Fitness experts from Real Pilates reveal five easy ways to keep healthy during the holidays
Whilst jet setting off to exciting new countries is around the corner for everyone this summer, it is important to keep in mind a few exercises to practice during long-haul flights and stopovers, professionals say.
With a number of potential risks when flying including dehydration, joint swelling and airborne diseases such as colds and more serious concerns; following a few simple Pilates exercises can ease the stress of long distance travel and reduce the related health risks.
Michelle Scott, STOTT Pilates Instructor Trainer at Real Pilates says, “Sitting idol in cramped spaces can increase a number of health risks such as reduced circulation of arterial influx of fresh blood and venous outflow, bloating, blood clotting in the lower leg (Deep - Vein Thrombosis) and increase the risk of back injury.”
She further elaborated on the fact that frequent movements and keeping active during long and short flights is the best way to reduce muscle stiffness and backaches during the flight, and even help reduce the effects of jet lag,”
Five key exercises to practice during flights -
· Seated Leg Lifts – From a neutral seated position, raise one knee towards your chest, enabling the lower back to slightly stretch and then place it back down. Repeat the same activity on the other side. Maintaining a constant circulation of blood through the joints minimises the risk of DVT and balancing abdominal engagement to support the spine.
· Elevated Elbow Stretch – Raise both hands above the head, grasp the opposite elbow and pull it towards one side till you feel the stretch. Hold the pull for around 15 seconds and repeat the same with the other elbow.

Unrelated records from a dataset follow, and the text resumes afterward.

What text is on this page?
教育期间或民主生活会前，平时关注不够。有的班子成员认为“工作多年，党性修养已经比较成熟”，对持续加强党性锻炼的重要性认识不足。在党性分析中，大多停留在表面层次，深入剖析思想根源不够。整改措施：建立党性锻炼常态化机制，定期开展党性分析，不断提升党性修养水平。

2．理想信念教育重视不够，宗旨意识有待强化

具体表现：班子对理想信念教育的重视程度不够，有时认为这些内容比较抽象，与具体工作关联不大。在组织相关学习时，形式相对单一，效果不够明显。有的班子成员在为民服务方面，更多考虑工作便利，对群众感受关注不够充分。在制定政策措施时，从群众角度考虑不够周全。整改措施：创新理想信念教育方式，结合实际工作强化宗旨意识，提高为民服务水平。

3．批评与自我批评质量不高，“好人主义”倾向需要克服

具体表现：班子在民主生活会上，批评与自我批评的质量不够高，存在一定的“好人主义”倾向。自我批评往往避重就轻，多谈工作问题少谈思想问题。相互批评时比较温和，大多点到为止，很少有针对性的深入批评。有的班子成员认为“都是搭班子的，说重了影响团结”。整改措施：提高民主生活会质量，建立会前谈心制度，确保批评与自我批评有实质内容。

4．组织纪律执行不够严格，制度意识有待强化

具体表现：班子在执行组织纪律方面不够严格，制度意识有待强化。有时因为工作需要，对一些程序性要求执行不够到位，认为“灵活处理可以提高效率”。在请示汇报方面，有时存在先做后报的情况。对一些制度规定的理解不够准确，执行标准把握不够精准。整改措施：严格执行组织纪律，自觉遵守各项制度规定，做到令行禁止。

· Seated Calf Raises – Whilst seated upright, apply pressure to the balls of the feet and slightly raise both the heels off the floor. Slowly release the pressure whilst lowering the heels, this will help mobilise the ankle joint. Repeat 15 times to increase circulation and reduce swelling of the feet.
· Contraction of abdominal muscles – Siting up straight with the spine along the length of the chair, take a deep breath and contract the muscles by holding them for five seconds. Repeat about ten times, every couple of hours during long flights, to keep the abdominal muscle active and improve digestion.
· Modified Spine Twist - Cross your arms over your chest. Take a gentle twist to one side, return to the centre. Keep your chin up and your spine neutral. This activates the spine in to rotation, ease tension in the back and shoulder girdle.